Ce n’est pas le propos de ce blog que d’expliquer ces divisions, il existe un bouquin qui tente une explication rationnelle. Il s’agit de « L’Islam contre l’Islam: L’interminable guerre des sunnites et des chiites », écrit par Antoine SFEIR. Ce livre a été publié en janvier 2013 et réédité en septembre 2013, malheureusement sans mise à jour, ce qui, compte tenu de la vitesse des évènements, le rendait déjà un peu dépassé.
Notons bien que l’auteur parle de l’interminable guerre des sunnites et des chiites, et qu’il ne parle pas de la guerre des sunnites contre les chiites, ou de la guerre des chiites contre les sunnites.
Les commentaires visant à rendre responsable de la situation actuelle en Irak, son Premier Ministre chiite, Nouri al-Maliki, en raison de son attitude discriminatoire à l’égard des sunnites, sont totalement irréalistes. Nouri al-Maliki n’a fait que mettre en œuvre une action de guerre d’un islam contre l’autre islam ! Tout comme Bachar el Assad mène le même « combat » dans son pays. Nouri al-Maliki n’est pas un « Chef d’Etat », il n’est qu’un militant d’une cause guerrière.
Les chiites ne représentent qu’une infime minorité des musulmans: sur 1 milliard 200 millions de musulmans dans le monde, ils ne sont que 105 à 110 millions, moins de 10 %. De façon générale dans le monde, ils se sentent opprimés parce que depuis le 7° siècle (depuis les tous débuts de l’Islam !), ils se sentent considérés comme des « hérétiques » ou des « mécréants ». Bien que globalement minoritaires, il est des zones du monde musulman dans lesquelles ils se retrouvent en majorité: c’est le cas de l’Iran où ils représentent 90% des musulmans, de Bahrein (70%), de l’Azerbaïdjan (75%), de l’Irak (60%), …

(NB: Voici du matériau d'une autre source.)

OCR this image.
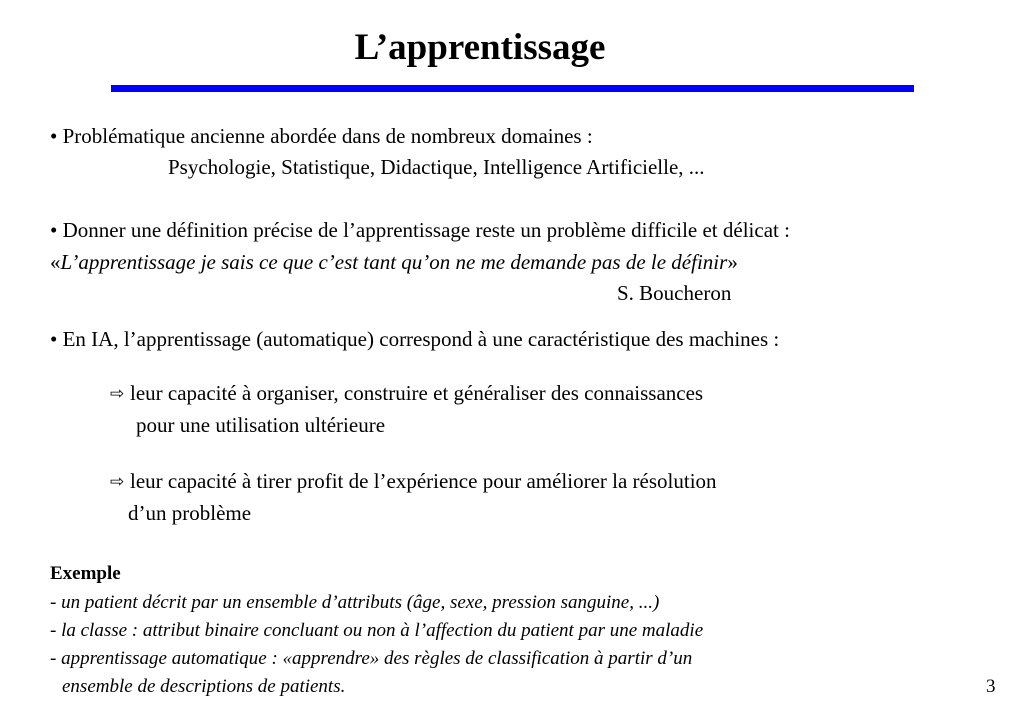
L’apprentissage
• Problématique ancienne abordée dans de nombreux domaines :
Psychologie, Statistique, Didactique, Intelligence Artificielle, ...
• Donner une définition précise de l’apprentissage reste un problème difficile et délicat :
«L’apprentissage je sais ce que c’est tant qu’on ne me demande pas de le définir»
S. Boucheron
• En IA, l’apprentissage (automatique) correspond à une caractéristique des machines :
⇨ leur capacité à organiser, construire et généraliser des connaissances
pour une utilisation ultérieure
⇨ leur capacité à tirer profit de l’expérience pour améliorer la résolution
d’un problème
Exemple
- un patient décrit par un ensemble d’attributs (âge, sexe, pression sanguine, ...)
- la classe : attribut binaire concluant ou non à l’affection du patient par une maladie
- apprentissage automatique : «apprendre» des règles de classification à partir d’un
ensemble de descriptions de patients.	3
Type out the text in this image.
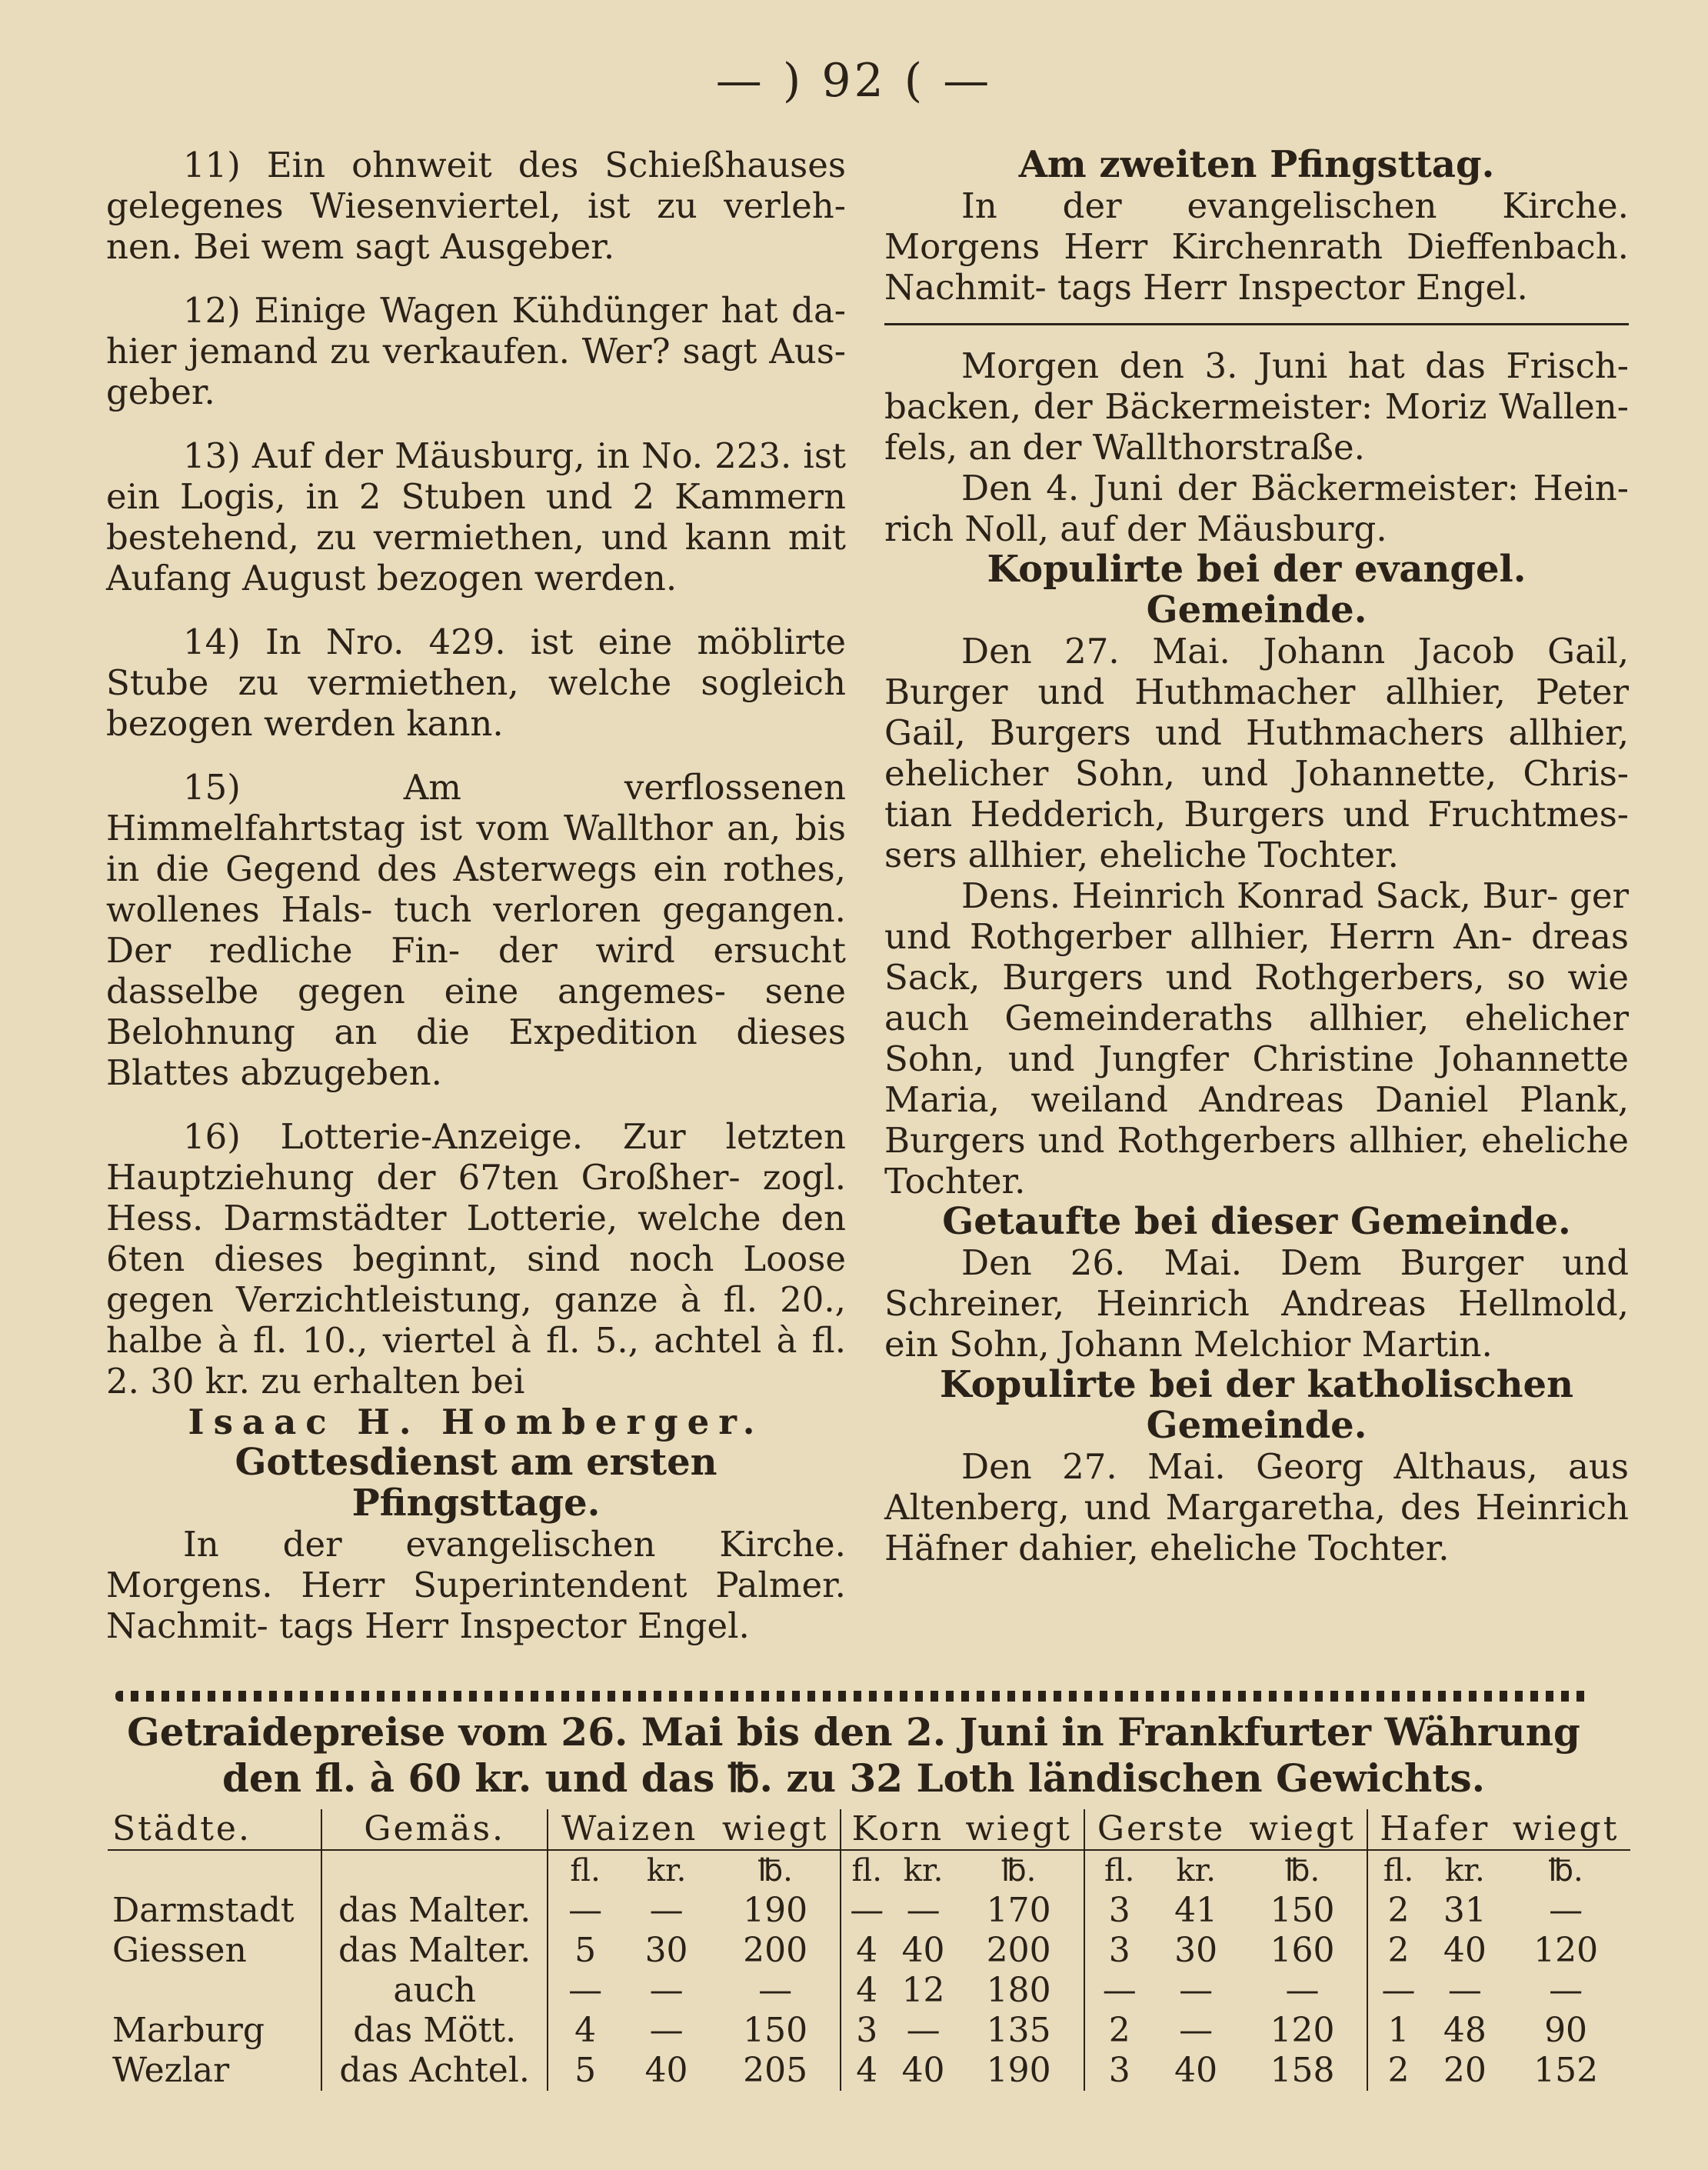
— ) 92 ( —

11) Ein ohnweit des Schießhauses gelegenes Wiesenviertel, ist zu verleh‑ nen. Bei wem sagt Ausgeber.

12) Einige Wagen Kühdünger hat da‑ hier jemand zu verkaufen. Wer? sagt Aus‑ geber.

13) Auf der Mäusburg, in No. 223. ist ein Logis, in 2 Stuben und 2 Kammern bestehend, zu vermiethen, und kann mit Aufang August bezogen werden.

14) In Nro. 429. ist eine möblirte Stube zu vermiethen, welche sogleich bezogen werden kann.

15) Am verflossenen Himmelfahrtstag ist vom Wallthor an, bis in die Gegend des Asterwegs ein rothes, wollenes Hals‑ tuch verloren gegangen. Der redliche Fin‑ der wird ersucht dasselbe gegen eine angemes‑ sene Belohnung an die Expedition dieses Blattes abzugeben.

16) Lotterie‑Anzeige. Zur letzten Hauptziehung der 67ten Großher‑ zogl. Hess. Darmstädter Lotterie, welche den 6ten dieses beginnt, sind noch Loose gegen Verzichtleistung, ganze à fl. 20., halbe à fl. 10., viertel à fl. 5., achtel à fl. 2. 30 kr. zu erhalten bei

Isaac H. Homberger.

Gottesdienst am ersten Pfingsttage.

In der evangelischen Kirche. Morgens. Herr Superintendent Palmer. Nachmit‑ tags Herr Inspector Engel.

Am zweiten Pfingsttag.

In der evangelischen Kirche. Morgens Herr Kirchenrath Dieffenbach. Nachmit‑ tags Herr Inspector Engel.

Morgen den 3. Juni hat das Frisch‑ backen, der Bäckermeister: Moriz Wallen‑ fels, an der Wallthorstraße.

Den 4. Juni der Bäckermeister: Hein‑ rich Noll, auf der Mäusburg.

Kopulirte bei der evangel. Gemeinde.

Den 27. Mai. Johann Jacob Gail, Burger und Huthmacher allhier, Peter Gail, Burgers und Huthmachers allhier, ehelicher Sohn, und Johannette, Chris‑ tian Hedderich, Burgers und Fruchtmes‑ sers allhier, eheliche Tochter.

Dens. Heinrich Konrad Sack, Bur‑ ger und Rothgerber allhier, Herrn An‑ dreas Sack, Burgers und Rothgerbers, so wie auch Gemeinderaths allhier, ehelicher Sohn, und Jungfer Christine Johannette Maria, weiland Andreas Daniel Plank, Burgers und Rothgerbers allhier, eheliche Tochter.

Getaufte bei dieser Gemeinde.

Den 26. Mai. Dem Burger und Schreiner, Heinrich Andreas Hellmold, ein Sohn, Johann Melchior Martin.

Kopulirte bei der katholischen Gemeinde.

Den 27. Mai. Georg Althaus, aus Altenberg, und Margaretha, des Heinrich Häfner dahier, eheliche Tochter.

Getraidepreise vom 26. Mai bis den 2. Juni in Frankfurter Währung
den fl. à 60 kr. und das ℔. zu 32 Loth ländischen Gewichts.
Städte.	Gemäs.	Waizen		wiegt	Korn		wiegt	Gerste		wiegt	Hafer		wiegt
		fl.	kr.	℔.	fl.	kr.	℔.	fl.	kr.	℔.	fl.	kr.	℔.
Darmstadt	das Malter.	—	—	190	—	—	170	3	41	150	2	31	—
Giessen	das Malter.	5	30	200	4	40	200	3	30	160	2	40	120
	auch	—	—	—	4	12	180	—	—	—	—	—	—
Marburg	das Mött.	4	—	150	3	—	135	2	—	120	1	48	90
Wezlar	das Achtel.	5	40	205	4	40	190	3	40	158	2	20	152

Les chiites sont, à l’inverse, particulièrement minoritaires en Afghanistan (15%), en Turquie (25%), au Qatar (20%), au Koweït (25%), en Arabie Saoudite (15%), … en Egypte où ils seraient de 800000 à 1 million, en Tunisie où ils sont ultra-minoritaires. Au travers de cet affrontement entre chiites et sunnites, nous retrouvons toujours la lutte d’influence entre l’Iran et l’Arabie Saoudite et/ou le Qatar, laquelle lutte d’influence explique beaucoup, beaucoup de choses.
Le 19 juin, Dominique de Villepin a publié dans « Le Monde » un point de vue (http://www.lemonde.fr/idees/article/2014/06/19/le-triple-echec-du-recours-a-la-force_4441293_3232.html) en droite ligne de son intervention du 14 février 2003 devant le Conseil de Sécurité de l’ONU au cours de laquelle il a exprimé l’opposition de la France à une action militaire en Irak.Il y estime que depuis 2001 le recours à la force invoqué et mis en œuvre par l’Occident n’a systématiquement abouti qu’à une série d’échecs.
Tout d’abord, échec de ce qui est appelé « guerre contre le terrorisme », celle-ci n’étant qu’un fantasme dangereux faisant le jeu des extrémistes.
Ensuite, échec de cet objectif irraisonné: apporter la démocratie avec les chars et les avions ! Non seulement, chaque intervention ne laisse la place qu’à un pouvoir aussi sectaire que le précédent, si ce n’est pas davantage, mais les belles ambitions humanitaires ou civilisationnelles s’y embourbent totalement.
Et enfin, échec de la construction d’un Etat-Nation au moyen de la force. Partout, on a vu s’ouvrir les vieilles divisions ethniques, culturelles, religieuses.
Ces trois échecs sont les fruits amers d’une idéologie douteuse; celle de l’interventionnisme occidental afin, dit-on, de rétablir l’ordre, protéger les faibles, apporter la démocratie, punir les terroristes, … ce ne sont pas les justifications qui manquent ! Au final, rien de tout cela n’est réalisé. Et ce qui se passe aujourd’hui en Irak, qui s’est passé hier en Libye, se passera demain au Mali. Pourtant, l’obsession de l’engagement armé est si forte que ceux qui refusent d’intervenir en Syrie ou en Irak passent pour des lâches.
Dominique de Villepin conclut qu’il est temps de mettre fin à la « guerre contre le terrorisme », au bénéfice d’une action internationale de lutte contre le terrorisme qui soit judiciaire, économique, financière, technologique et qui s’appuie sur la garantie des frontières et le dépassement du clivage sunnites-chiites (ou chiites-sunnites !).
Cela ne demande que la détermination de quelques hommes et femmes de bonne volonté.